With run-producing support from Buddy Bradford and Jim Spencer, Francisco Barrios observed his 23rd birthday by making his first major league start and pitching the White Sox to a 12–5 victory over the Brewers. Bradford smashed a three-run homer and accounted for another RBI with an infield out, in addition to hitting a triple. Spencer homered with a man on base and drove in a third run with a single. The Brewers joined in the slugging with homers by Jimmy Rosario, George Scott and Don Money, accounting for all their runs.

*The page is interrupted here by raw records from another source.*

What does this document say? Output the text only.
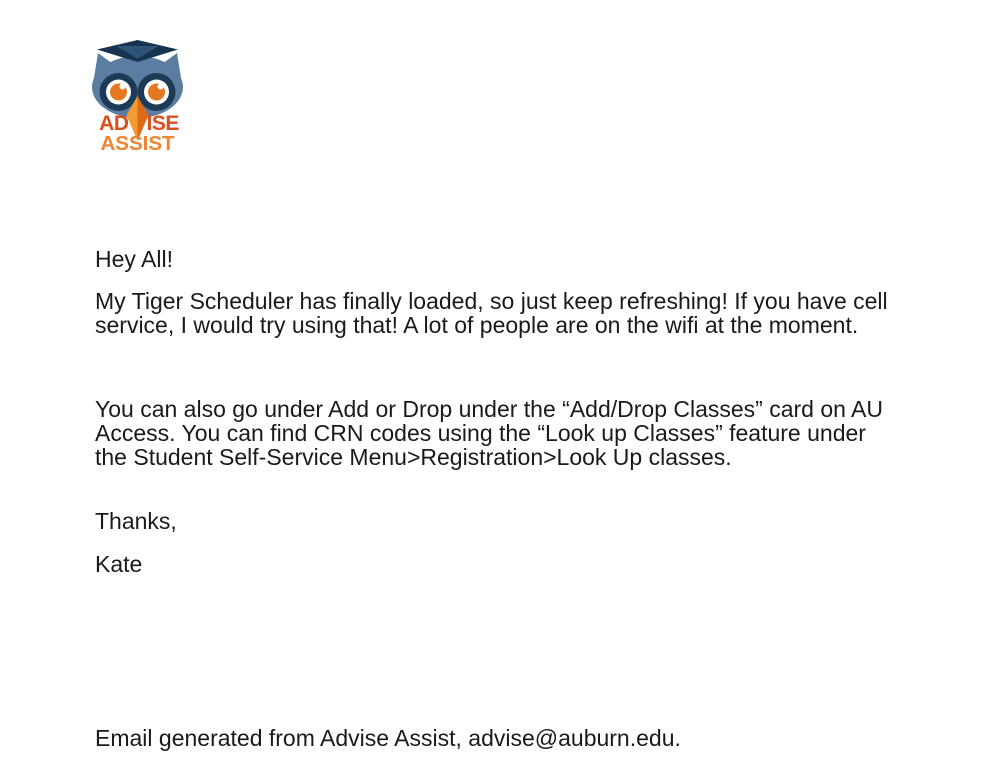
AD ISE
ASSIST
Hey All!
My Tiger Scheduler has finally loaded, so just keep refreshing! If you have cell
service, I would try using that! A lot of people are on the wifi at the moment.
You can also go under Add or Drop under the “Add/Drop Classes” card on AU
Access. You can find CRN codes using the “Look up Classes” feature under
the Student Self-Service Menu>Registration>Look Up classes.
Thanks,
Kate
Email generated from Advise Assist, advise@auburn.edu.
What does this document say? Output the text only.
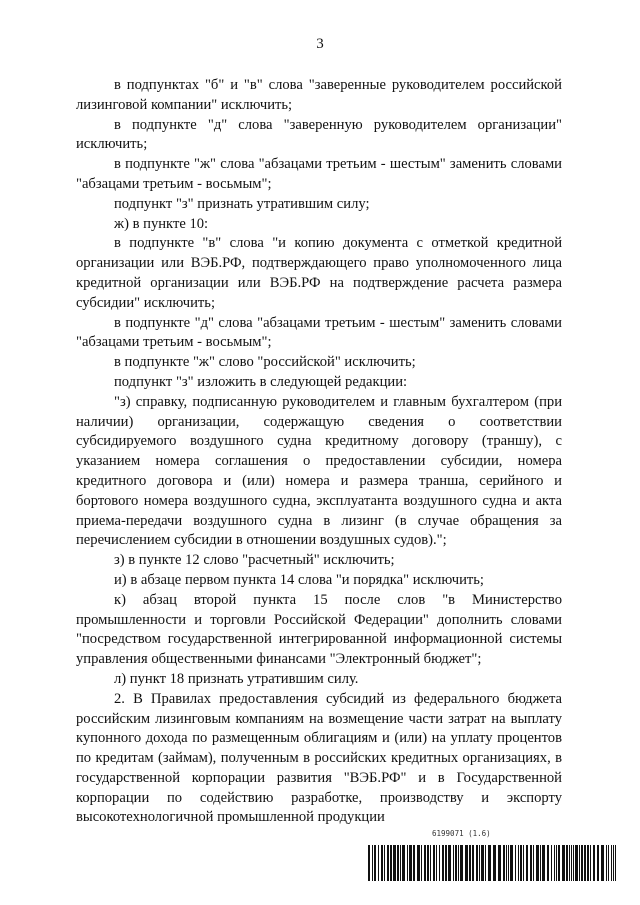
3

в подпунктах "б" и "в" слова "заверенные руководителем российской лизинговой компании" исключить;

в подпункте "д" слова "заверенную руководителем организации" исключить;

в подпункте "ж" слова "абзацами третьим - шестым" заменить словами "абзацами третьим - восьмым";

подпункт "з" признать утратившим силу;

ж) в пункте 10:

в подпункте "в" слова "и копию документа с отметкой кредитной организации или ВЭБ.РФ, подтверждающего право уполномоченного лица кредитной организации или ВЭБ.РФ на подтверждение расчета размера субсидии" исключить;

в подпункте "д" слова "абзацами третьим - шестым" заменить словами "абзацами третьим - восьмым";

в подпункте "ж" слово "российской" исключить;

подпункт "з" изложить в следующей редакции:

"з) справку, подписанную руководителем и главным бухгалтером (при наличии) организации, содержащую сведения о соответствии субсидируемого воздушного судна кредитному договору (траншу), с указанием номера соглашения о предоставлении субсидии, номера кредитного договора и (или) номера и размера транша, серийного и бортового номера воздушного судна, эксплуатанта воздушного судна и акта приема-передачи воздушного судна в лизинг (в случае обращения за перечислением субсидии в отношении воздушных судов).";

з) в пункте 12 слово "расчетный" исключить;

и) в абзаце первом пункта 14 слова "и порядка" исключить;

к) абзац второй пункта 15 после слов "в Министерство промышленности и торговли Российской Федерации" дополнить словами "посредством государственной интегрированной информационной системы управления общественными финансами "Электронный бюджет";

л) пункт 18 признать утратившим силу.

2. В Правилах предоставления субсидий из федерального бюджета российским лизинговым компаниям на возмещение части затрат на выплату купонного дохода по размещенным облигациям и (или) на уплату процентов по кредитам (займам), полученным в российских кредитных организациях, в государственной корпорации развития "ВЭБ.РФ" и в Государственной корпорации по содействию разработке, производству и экспорту высокотехнологичной промышленной продукции

6199071 (1.6)
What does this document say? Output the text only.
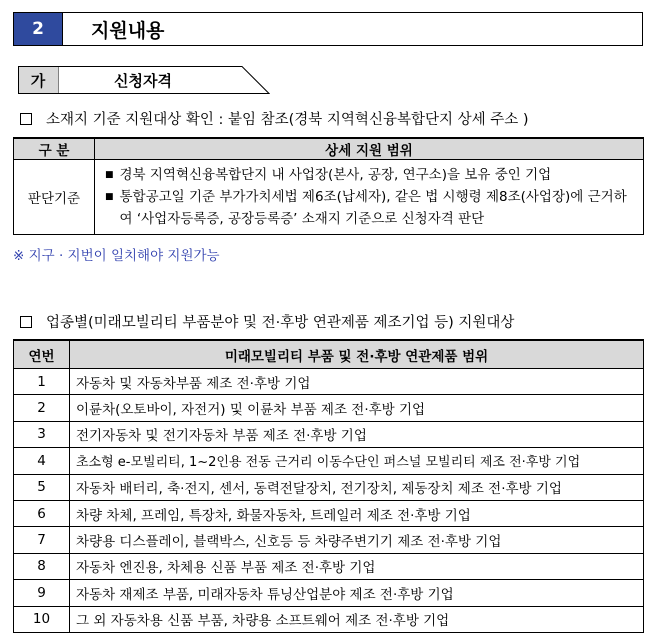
2	지원내용
가	신청자격
소재지 기준 지원대상 확인 : 붙임 참조(경북 지역혁신융복합단지 상세 주소 )
구 분	상세 지원 범위
판단기준	■ 경북 지역혁신융복합단지 내 사업장(본사, 공장, 연구소)을 보유 중인 기업
■ 통합공고일 기준 부가가치세법 제6조(납세자), 같은 법 시행령 제8조(사업장)에 근거하여 ‘사업자등록증, 공장등록증’ 소재지 기준으로 신청자격 판단
※ 지구 · 지번이 일치해야 지원가능
업종별(미래모빌리티 부품분야 및 전·후방 연관제품 제조기업 등) 지원대상
연번	미래모빌리티 부품 및 전·후방 연관제품 범위
1	자동차 및 자동차부품 제조 전·후방 기업
2	이륜차(오토바이, 자전거) 및 이륜차 부품 제조 전·후방 기업
3	전기자동차 및 전기자동차 부품 제조 전·후방 기업
4	초소형 e-모빌리티, 1~2인용 전동 근거리 이동수단인 퍼스널 모빌리티 제조 전·후방 기업
5	자동차 배터리, 축·전지, 센서, 동력전달장치, 전기장치, 제동장치 제조 전·후방 기업
6	차량 차체, 프레임, 특장차, 화물자동차, 트레일러 제조 전·후방 기업
7	차량용 디스플레이, 블랙박스, 신호등 등 차량주변기기 제조 전·후방 기업
8	자동차 엔진용, 차체용 신품 부품 제조 전·후방 기업
9	자동차 재제조 부품, 미래자동차 튜닝산업분야 제조 전·후방 기업
10	그 외 자동차용 신품 부품, 차량용 소프트웨어 제조 전·후방 기업
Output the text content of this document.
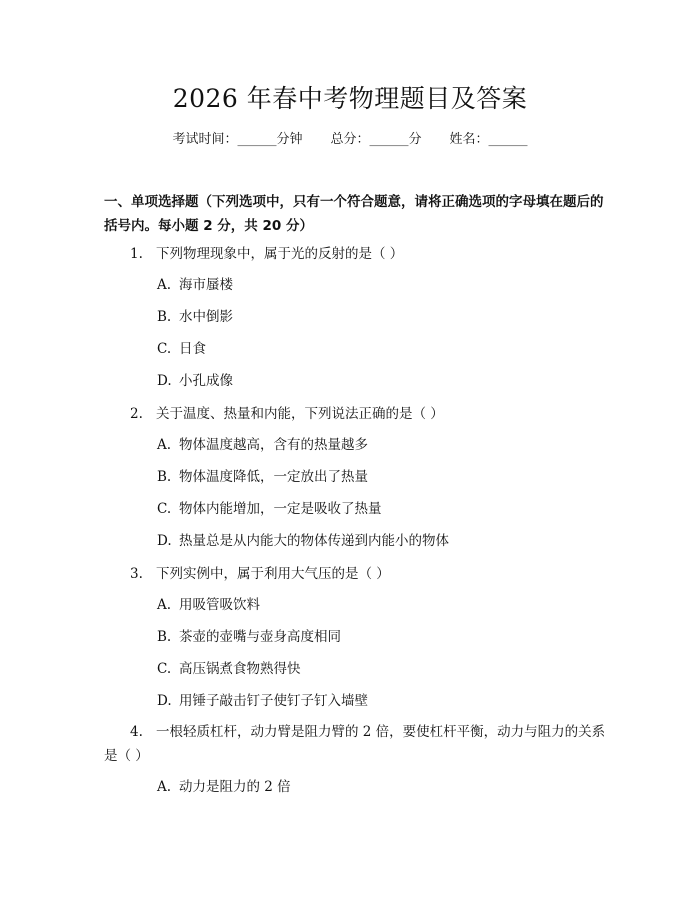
2026 年春中考物理题目及答案
考试时间：______分钟 总分：______分 姓名：______
一、单项选择题（下列选项中，只有一个符合题意，请将正确选项的字母填在题后的括号内。每小题 2 分，共 20 分）
1. 下列物理现象中，属于光的反射的是（ ）
A. 海市蜃楼
B. 水中倒影
C. 日食
D. 小孔成像
2. 关于温度、热量和内能，下列说法正确的是（ ）
A. 物体温度越高，含有的热量越多
B. 物体温度降低，一定放出了热量
C. 物体内能增加，一定是吸收了热量
D. 热量总是从内能大的物体传递到内能小的物体
3. 下列实例中，属于利用大气压的是（ ）
A. 用吸管吸饮料
B. 茶壶的壶嘴与壶身高度相同
C. 高压锅煮食物熟得快
D. 用锤子敲击钉子使钉子钉入墙壁
4. 一根轻质杠杆，动力臂是阻力臂的 2 倍，要使杠杆平衡，动力与阻力的关系是（ ）
A. 动力是阻力的 2 倍
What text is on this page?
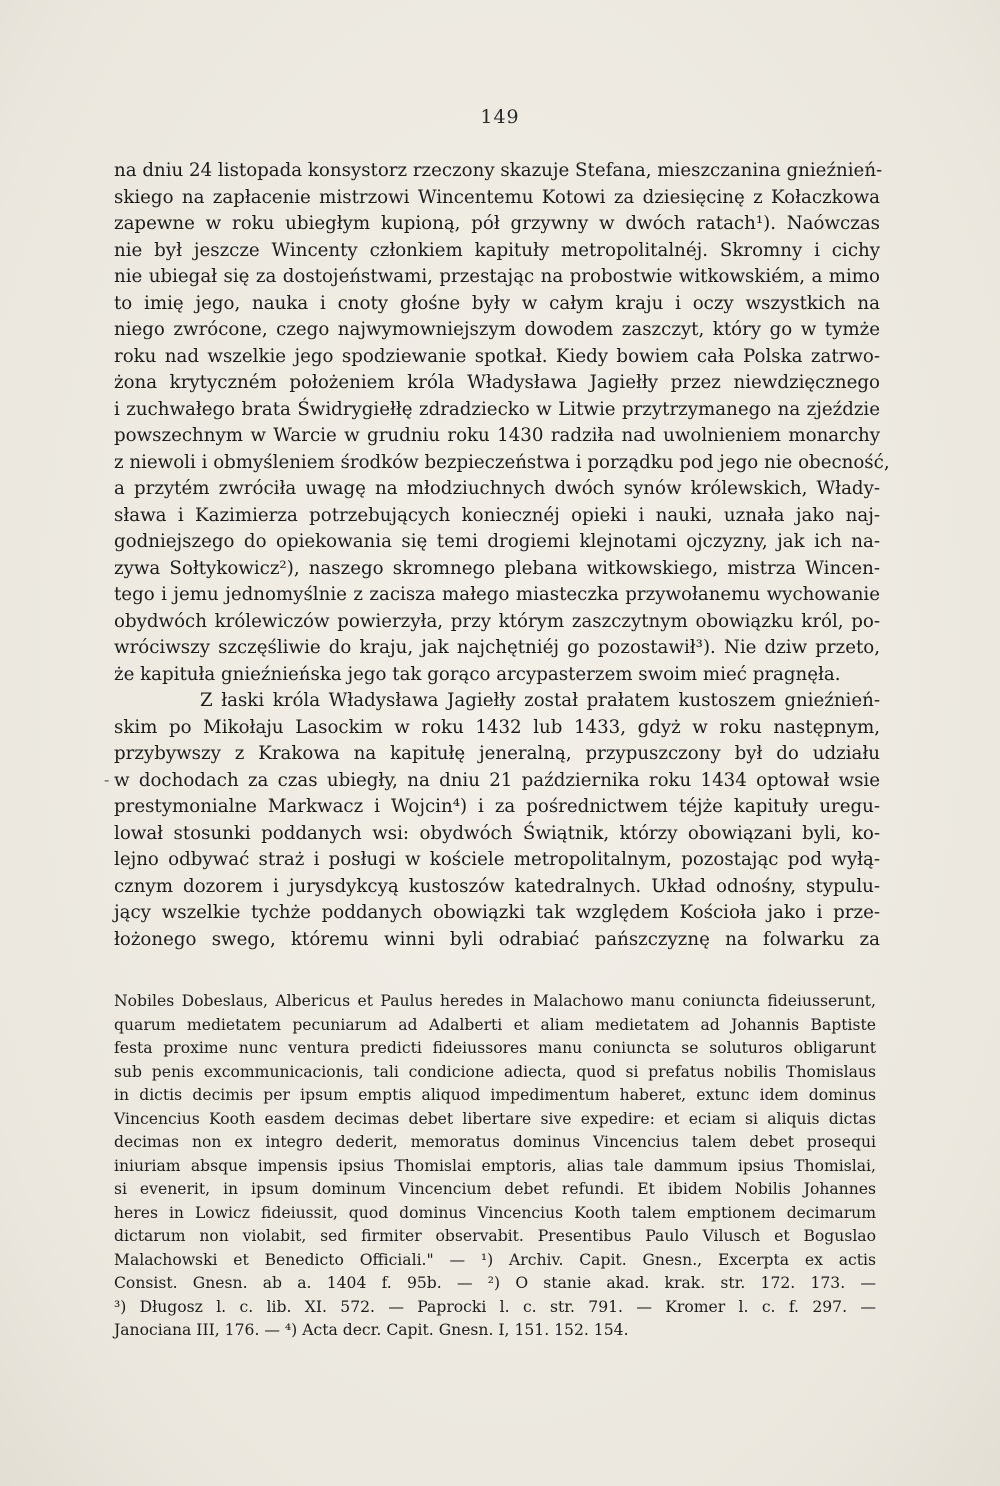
149
-
na dniu 24 listopada konsystorz rzeczony skazuje Stefana, mieszczanina gnieźnień-
skiego na zapłacenie mistrzowi Wincentemu Kotowi za dziesięcinę z Kołaczkowa
zapewne w roku ubiegłym kupioną, pół grzywny w dwóch ratach¹). Naówczas
nie był jeszcze Wincenty członkiem kapituły metropolitalnéj. Skromny i cichy
nie ubiegał się za dostojeństwami, przestając na probostwie witkowskiém, a mimo
to imię jego, nauka i cnoty głośne były w całym kraju i oczy wszystkich na
niego zwrócone, czego najwymowniejszym dowodem zaszczyt, który go w tymże
roku nad wszelkie jego spodziewanie spotkał. Kiedy bowiem cała Polska zatrwo-
żona krytyczném położeniem króla Władysława Jagiełły przez niewdzięcznego
i zuchwałego brata Świdrygiełłę zdradziecko w Litwie przytrzymanego na zjeździe
powszechnym w Warcie w grudniu roku 1430 radziła nad uwolnieniem monarchy
z niewoli i obmyśleniem środków bezpieczeństwa i porządku pod jego nie obecność,
a przytém zwróciła uwagę na młodziuchnych dwóch synów królewskich, Włady-
sława i Kazimierza potrzebujących koniecznéj opieki i nauki, uznała jako naj-
godniejszego do opiekowania się temi drogiemi klejnotami ojczyzny, jak ich na-
zywa Sołtykowicz²), naszego skromnego plebana witkowskiego, mistrza Wincen-
tego i jemu jednomyślnie z zacisza małego miasteczka przywołanemu wychowanie
obydwóch królewiczów powierzyła, przy którym zaszczytnym obowiązku król, po-
wróciwszy szczęśliwie do kraju, jak najchętniéj go pozostawił³). Nie dziw przeto,
że kapituła gnieźnieńska jego tak gorąco arcypasterzem swoim mieć pragnęła.
Z łaski króla Władysława Jagiełły został prałatem kustoszem gnieźnień-
skim po Mikołaju Lasockim w roku 1432 lub 1433, gdyż w roku następnym,
przybywszy z Krakowa na kapitułę jeneralną, przypuszczony był do udziału
w dochodach za czas ubiegły, na dniu 21 października roku 1434 optował wsie
prestymonialne Markwacz i Wojcin⁴) i za pośrednictwem téjże kapituły uregu-
lował stosunki poddanych wsi: obydwóch Świątnik, którzy obowiązani byli, ko-
lejno odbywać straż i posługi w kościele metropolitalnym, pozostając pod wyłą-
cznym dozorem i jurysdykcyą kustoszów katedralnych. Układ odnośny, stypulu-
jący wszelkie tychże poddanych obowiązki tak względem Kościoła jako i prze-
łożonego swego, któremu winni byli odrabiać pańszczyznę na folwarku za
Nobiles Dobeslaus, Albericus et Paulus heredes in Malachowo manu coniuncta fideiusserunt,
quarum medietatem pecuniarum ad Adalberti et aliam medietatem ad Johannis Baptiste
festa proxime nunc ventura predicti fideiussores manu coniuncta se soluturos obligarunt
sub penis excommunicacionis, tali condicione adiecta, quod si prefatus nobilis Thomislaus
in dictis decimis per ipsum emptis aliquod impedimentum haberet, extunc idem dominus
Vincencius Kooth easdem decimas debet libertare sive expedire: et eciam si aliquis dictas
decimas non ex integro dederit, memoratus dominus Vincencius talem debet prosequi
iniuriam absque impensis ipsius Thomislai emptoris, alias tale dammum ipsius Thomislai,
si evenerit, in ipsum dominum Vincencium debet refundi. Et ibidem Nobilis Johannes
heres in Lowicz fideiussit, quod dominus Vincencius Kooth talem emptionem decimarum
dictarum non violabit, sed firmiter observabit. Presentibus Paulo Vilusch et Boguslao
Malachowski et Benedicto Officiali." — ¹) Archiv. Capit. Gnesn., Excerpta ex actis
Consist. Gnesn. ab a. 1404 f. 95b. — ²) O stanie akad. krak. str. 172. 173. —
³) Długosz l. c. lib. XI. 572. — Paprocki l. c. str. 791. — Kromer l. c. f. 297. —
Janociana III, 176. — ⁴) Acta decr. Capit. Gnesn. I, 151. 152. 154.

Rosario’s homer was his first in the major leagues.
The six-hit pitching of Frank Tanana (8–4), who struck out 10, and a two-run triple by Ron Jackson combined to give the Angels a 2–0 victory over the Yankees. Rudy May (4–3) took the loss for New York.
George Foster, who leads the National League in runs batted in, raised his season’s total to 52 with a pair of RBIs as the Reds defeated the Pirates, 6–1. Foster knocked in one run with a double in the fifth inning and another with a single in the seventh.
Dave Kingman, who leads both major leagues in homers, smashed his 22nd of the season and Jon Matlack (7–1) pitched a five-hitter as the Mets ended their four-game losing streak by defeating the Padres, 6–0.
The Giants’ inability to turn a double play on an infield roller in the eighth inning enabled the Expos to score the run that produced a 6–5 Montreal victory. Andre Thornton and Barry Foote each hit two-run homers for the Expos. In the eighth, Gary Roenicke singled and took third on a single by Thornton. With one out, Larry Parrish grounded into a forceout of Thornton, but beat the throw to first, preventing a double play, as Roenicke scored what proved to be the Expos’ winning run.
Oakland Athletics 8, Boston Red Sox 5
Atlanta Braves 6, Chicago Cubs 7
Baltimore Orioles 0, Kansas City Royals 7
Philadelphia Phillies 10, Los Angeles Dodgers 6
Chicago White Sox 12, Milwaukee Brewers 5
California Angels 2, New York Yankees 0
Cincinnati Reds 6, Pittsburgh Pirates 1
New York Mets 6, San Diego Padres 0
Montreal Expos 6, San Francisco Giants 5
Stocks advanced markedly yesterday and, powered by a strong last half hour, finished at their highs for the day. The Dow Jones industrial average climbed 6.30 points to 964.39. As has been the case in recent weeks, Thursday trading reflected a certain amount of watchful waiting for the latest word on the nation’s money supply, released after the markets’ 4 PM close by the Federal Reserve Bank of New York.
Dow Jones Industrial Average: 964.39 (+6.30, +0.66%)
Born:
Rob Skrlac, Canadian NHL left wing (New Jersey Devils), in Port McNeill, British Columbia, Canada.
Esther Ouwehand, Dutch politician, leader of the Party for the Animals and elected representative (2006 -), in Katwijk, Netherlands.
Mariana Seoane, Mexican TV actress and telenovela star; in Mexico City, Mexico.
Died:
Adolph Zukor, 103, American film producer who created the Paramount Pictures Corporation.